I should note that I did not have to reside in the very provincial town of Uppsala—I much pitied the inhabitants of that dreary city. My duties only engaged me to visit the university every few months, for two or
three days at a time, and at the beginning of my appointment this suited me well, for there was again a romantic interest in my life. I had met, at a dinner in Stockholm, a beautiful Spanish woman, the wife of the Spanish ambassador, Marianne La Grua. She had declared her love for me, but I was perplexed by it, for her husband, a truly jealous and vindictive man, would not have had the relative tolerance of a Quentin Craufurd. I took her to the usual diversions one takes a mistress to—sleigh rides, oyster lunches, operas—but was wary of having relations with her, for she was just beginning a pregnancy.

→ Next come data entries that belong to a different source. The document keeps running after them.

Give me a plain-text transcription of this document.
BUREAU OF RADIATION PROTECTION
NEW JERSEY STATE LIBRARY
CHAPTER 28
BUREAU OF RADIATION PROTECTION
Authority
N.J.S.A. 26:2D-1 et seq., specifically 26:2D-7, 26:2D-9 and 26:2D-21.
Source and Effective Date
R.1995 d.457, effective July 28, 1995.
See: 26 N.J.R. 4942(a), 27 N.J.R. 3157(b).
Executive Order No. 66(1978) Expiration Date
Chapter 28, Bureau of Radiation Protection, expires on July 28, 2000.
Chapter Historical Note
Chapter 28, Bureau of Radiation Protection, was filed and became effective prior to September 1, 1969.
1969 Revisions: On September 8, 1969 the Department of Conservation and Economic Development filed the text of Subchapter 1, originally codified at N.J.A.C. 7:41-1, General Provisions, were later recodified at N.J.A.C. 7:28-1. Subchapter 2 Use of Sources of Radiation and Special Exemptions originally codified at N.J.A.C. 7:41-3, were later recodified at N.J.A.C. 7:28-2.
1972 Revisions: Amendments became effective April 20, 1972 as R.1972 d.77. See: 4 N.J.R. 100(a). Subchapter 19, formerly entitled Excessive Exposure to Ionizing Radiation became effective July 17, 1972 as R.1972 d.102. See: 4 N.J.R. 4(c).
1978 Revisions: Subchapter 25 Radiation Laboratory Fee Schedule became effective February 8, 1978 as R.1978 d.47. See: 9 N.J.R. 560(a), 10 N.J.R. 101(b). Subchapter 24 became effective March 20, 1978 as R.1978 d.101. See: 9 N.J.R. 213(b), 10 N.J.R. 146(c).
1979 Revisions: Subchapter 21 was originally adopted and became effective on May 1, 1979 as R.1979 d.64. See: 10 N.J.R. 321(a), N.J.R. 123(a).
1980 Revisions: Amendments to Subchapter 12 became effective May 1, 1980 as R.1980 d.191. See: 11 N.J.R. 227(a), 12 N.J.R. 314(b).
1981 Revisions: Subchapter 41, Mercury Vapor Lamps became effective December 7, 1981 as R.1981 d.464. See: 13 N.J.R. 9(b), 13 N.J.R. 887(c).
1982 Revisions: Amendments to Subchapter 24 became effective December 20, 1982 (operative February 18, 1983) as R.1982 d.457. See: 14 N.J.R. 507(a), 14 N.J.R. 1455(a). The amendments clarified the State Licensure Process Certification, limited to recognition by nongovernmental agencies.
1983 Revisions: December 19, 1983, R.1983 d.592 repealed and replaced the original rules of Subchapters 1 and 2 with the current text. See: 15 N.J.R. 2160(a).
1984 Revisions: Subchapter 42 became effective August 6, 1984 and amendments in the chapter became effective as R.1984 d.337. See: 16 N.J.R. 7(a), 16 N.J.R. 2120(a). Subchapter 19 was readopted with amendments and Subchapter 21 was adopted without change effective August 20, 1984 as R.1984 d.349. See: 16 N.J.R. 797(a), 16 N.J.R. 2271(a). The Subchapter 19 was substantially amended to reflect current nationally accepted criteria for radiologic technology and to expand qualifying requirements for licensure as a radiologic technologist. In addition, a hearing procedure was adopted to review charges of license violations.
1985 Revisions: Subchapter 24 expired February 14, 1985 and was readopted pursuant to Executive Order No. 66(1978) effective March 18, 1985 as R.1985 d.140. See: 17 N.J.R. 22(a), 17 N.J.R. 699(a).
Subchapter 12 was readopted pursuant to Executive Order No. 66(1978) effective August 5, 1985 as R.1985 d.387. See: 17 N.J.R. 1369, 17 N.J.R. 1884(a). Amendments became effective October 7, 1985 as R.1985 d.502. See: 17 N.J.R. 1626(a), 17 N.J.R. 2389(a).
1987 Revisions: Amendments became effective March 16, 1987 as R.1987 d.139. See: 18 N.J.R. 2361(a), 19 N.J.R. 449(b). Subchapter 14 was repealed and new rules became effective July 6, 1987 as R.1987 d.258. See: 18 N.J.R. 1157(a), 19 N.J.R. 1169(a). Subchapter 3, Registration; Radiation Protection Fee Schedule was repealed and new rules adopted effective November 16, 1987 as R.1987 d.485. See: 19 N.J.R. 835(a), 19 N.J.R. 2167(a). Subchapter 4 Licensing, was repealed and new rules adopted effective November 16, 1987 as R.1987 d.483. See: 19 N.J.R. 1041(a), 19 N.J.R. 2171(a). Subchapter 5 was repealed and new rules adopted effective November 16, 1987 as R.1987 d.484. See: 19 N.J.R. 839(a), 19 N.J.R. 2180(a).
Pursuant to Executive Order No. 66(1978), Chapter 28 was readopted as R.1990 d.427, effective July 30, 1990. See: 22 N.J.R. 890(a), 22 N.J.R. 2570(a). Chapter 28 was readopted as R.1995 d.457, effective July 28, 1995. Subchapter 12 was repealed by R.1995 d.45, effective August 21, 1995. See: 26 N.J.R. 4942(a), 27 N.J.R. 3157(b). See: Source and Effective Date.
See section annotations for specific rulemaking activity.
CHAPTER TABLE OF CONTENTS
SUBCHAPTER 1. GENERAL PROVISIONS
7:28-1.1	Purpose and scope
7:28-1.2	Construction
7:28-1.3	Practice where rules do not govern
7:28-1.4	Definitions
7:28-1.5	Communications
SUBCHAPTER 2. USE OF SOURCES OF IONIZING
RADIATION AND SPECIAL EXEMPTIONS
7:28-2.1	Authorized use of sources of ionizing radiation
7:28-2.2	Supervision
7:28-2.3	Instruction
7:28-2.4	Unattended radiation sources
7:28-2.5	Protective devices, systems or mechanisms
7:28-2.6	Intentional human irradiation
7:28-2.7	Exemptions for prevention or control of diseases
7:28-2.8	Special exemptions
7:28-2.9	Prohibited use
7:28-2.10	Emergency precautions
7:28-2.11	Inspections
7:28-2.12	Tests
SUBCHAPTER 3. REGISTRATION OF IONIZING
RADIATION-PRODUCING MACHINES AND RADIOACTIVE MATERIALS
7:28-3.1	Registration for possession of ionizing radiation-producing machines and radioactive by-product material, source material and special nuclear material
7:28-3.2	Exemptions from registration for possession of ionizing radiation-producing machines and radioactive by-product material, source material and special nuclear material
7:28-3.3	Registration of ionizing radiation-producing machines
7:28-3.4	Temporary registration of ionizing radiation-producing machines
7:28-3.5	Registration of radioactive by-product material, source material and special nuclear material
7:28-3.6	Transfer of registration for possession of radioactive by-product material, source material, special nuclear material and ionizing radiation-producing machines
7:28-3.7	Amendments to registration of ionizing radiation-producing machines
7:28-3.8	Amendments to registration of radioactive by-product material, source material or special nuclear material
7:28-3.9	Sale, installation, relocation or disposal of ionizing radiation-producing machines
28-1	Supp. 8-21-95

On March 6, I made my way to Norrköping, the town on our northern coast that the king had chosen for his coronation, at which I was assigned to bear the great “Banner of the Realm” into the cathedral. Looking at myself in the mirror as I was leaving for the ceremony, I was quite pleased. The large white ermine mantle of the Order of the Seraphim, our nation’s highest decoration, awarded to only twelve men at any one time and just recently bestowed on me, covered my jacket, which was encrusted with dozens of medals. A diamond necklace shone on my white lace collar, and my hair, which I wore quite long and was beginning to turn gray, was surmounted by a large feathered hat. I feared that the king, who made a point of dressing plainly, would feel a bit eclipsed by my presence, and indeed he barely said a word to me during the entire ceremony: tensions had already arisen between the monarch and my family over his disdain for protocol, when my brother, Fabian, protested the fact that Gustav Adolf had invited his secretary to an official dinner. Great was my relief when, after I had given the king the ritual bow and kissed his hand, he warmly pressed mine. A few days after the coronation, the Riksdag met. I may be too frivolous in my taste for ceremonial attire, but I was struck by how shoddy the representatives of the nobility looked. In other countries, any one of them would have been taken for a commoner: their filth, their stench, their reek of tobacco, which one could have cut with a knife, conveyed a poor notion of our aristocracy.